Well PT says there are $74 million paid per year in letting fees. The average rent is $400 and the average tenancy is two years. That equates to 370,000 tenancies paying an average of $400 every second year out of the 450,000 private rentals. So we are looking at 82% of all rentals paying a fee. When I operated my property management business I only charged a letting fee when the tenancy was less than 12 months. The tribunal upheld my right to do this. I used to collect over $10,000 a year in fees. A lot of tenants just keep moving and they are the ones who should pay for the work they create.
When a tenant moves out, a property manager would often deduct a portion of the bond.More often than not, its for very frivolous & vague reasons eg general tidying up,etc
Are landlords ever told how much was deducted from the tenant's bond and furnished an account of how the sum was spent on the property ????
Or is the sum quietly pocketed by the PM as there is another tenant waiting to move in quick???
Something that’s missing from this discussion is that there’s a huge amount of work involved in a tenant changeover if it’s done properly. You have to do your accounting midway through the year, read the water meter, notify the existing tenant of their obligations. Do the final house inspection. Arrange the bond refund with the DBH. At the same time arrange with the old tenant times to show new prospective tenants though the house. Advertise on trademe, and field dozens of emails, and phone calls, have an open home and go through the laborious process of moving someone new in.

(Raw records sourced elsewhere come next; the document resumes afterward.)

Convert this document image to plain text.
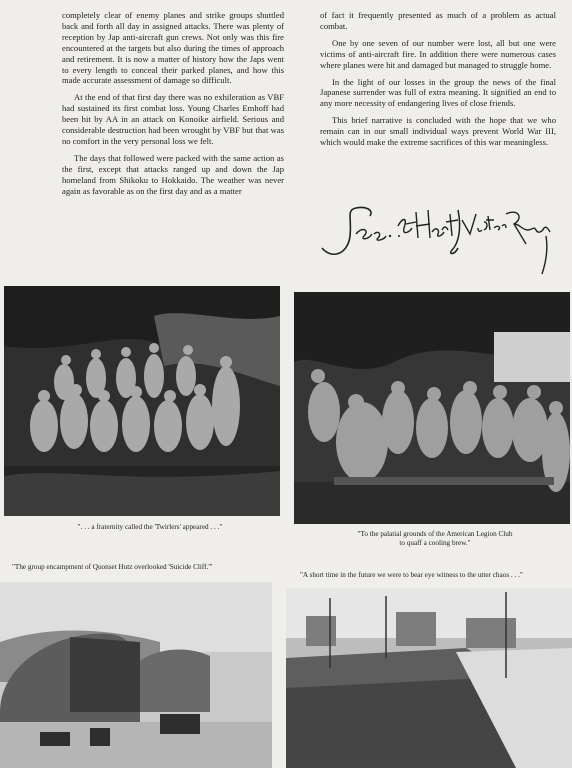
completely clear of enemy planes and strike groups shuttled back and forth all day in assigned attacks. There was plenty of reception by Jap anti-aircraft gun crews. Not only was this fire encountered at the targets but also during the times of approach and retirement. It is now a matter of history how the Japs went to every length to conceal their parked planes, and how this made accurate assessment of damage so difficult.

At the end of that first day there was no exhileration as VBF had sustained its first combat loss. Young Charles Emhoff had been hit by AA in an attack on Konoike airfield. Serious and considerable destruction had been wrought by VBF but that was no comfort in the very personal loss we felt.

The days that followed were packed with the same action as the first, except that attacks ranged up and down the Jap homeland from Shikoku to Hokkaido. The weather was never again as favorable as on the first day and as a matter

of fact it frequently presented as much of a problem as actual combat.

One by one seven of our number were lost, all but one were victims of anti-aircraft fire. In addition there were numerous cases where planes were hit and damaged but managed to struggle home.

In the light of our losses in the group the news of the final Japanese surrender was full of extra meaning. It signified an end to any more necessity of endangering lives of close friends.

This brief narrative is concluded with the hope that we who remain can in our small individual ways prevent World War III, which would make the extreme sacrifices of this war meaningless.

". . . a fraternity called the 'Twirlers' appeared . . ."
"To the palatial grounds of the American Legion Club
to quaff a cooling brew."
"The group encampment of Quonset Hutz overlooked 'Suicide Cliff.'"
"A short time in the future we were to bear eye witness to the utter chaos . . ."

Not at all, just pointing out what should to be done in a tenancy handover. In my opinion property management is money for jam most of the time, with all risk on the house owner. I've seen property managers doing a half-arsed job and charging good money for it. That irritates me. That being said, changing tenants is one of those really important things that needs to be done right (from the point of view of the house owner)
Ah my bad, I thought you were outlining the very little work they are required to do as justification for the letting fees.
Lets not forget how hard many tenants work in an attempt to keep their bond safe, let alone the work and costs involved in moving. Where do they send the invoice for their time and costs incurred?
I wonder if there was something like a tenant's insurance, whereby a professional entity would have ensured tenants for paying rent or causing damage to properties, everyone life would have been easier. This way good tenants can build up a history and get rewarded for being reliable tenants, while landlords have a much more robust mechanism to off-set risk of bad tenants. You then will not need a deposit or a property manager. I think housing NZ can potentially subside certain aspects of the insurance scheme (or they do the whole thing themselves), for example insurance for first time renters (who are likely to be defaulted to maximum risk due to no history).
The Regulatory Impact Statement isn't particularly helpful when it comes to the question of whether the cost will be passed back to tenants through higher rent.
"The fees are likely to be charged directly to landlords some of whom may in turn pass it on to tenants in increased rent. The cost of spreading the letting fee through rent over the course of the tenancy may result in some tenants over-paying the cost of the service. The specific behavioural response of landlords is difficult to forecast as time for consultation has been limited and the full extent and nature of impacts are unable to be assessed."
"There is a risk that landlords will pass the letting fee on to tenants through increased rent over the term of the tenancy. However, experience in other countries shows no clear evidence that banning letting fees will lead to increased rents. In the event letting fees were passed on in the form of increased rent, at the current national average weekly rent of was $4521 for tenancies managed by property managers, $9.99 per week would be added to rents over a one year tenancy."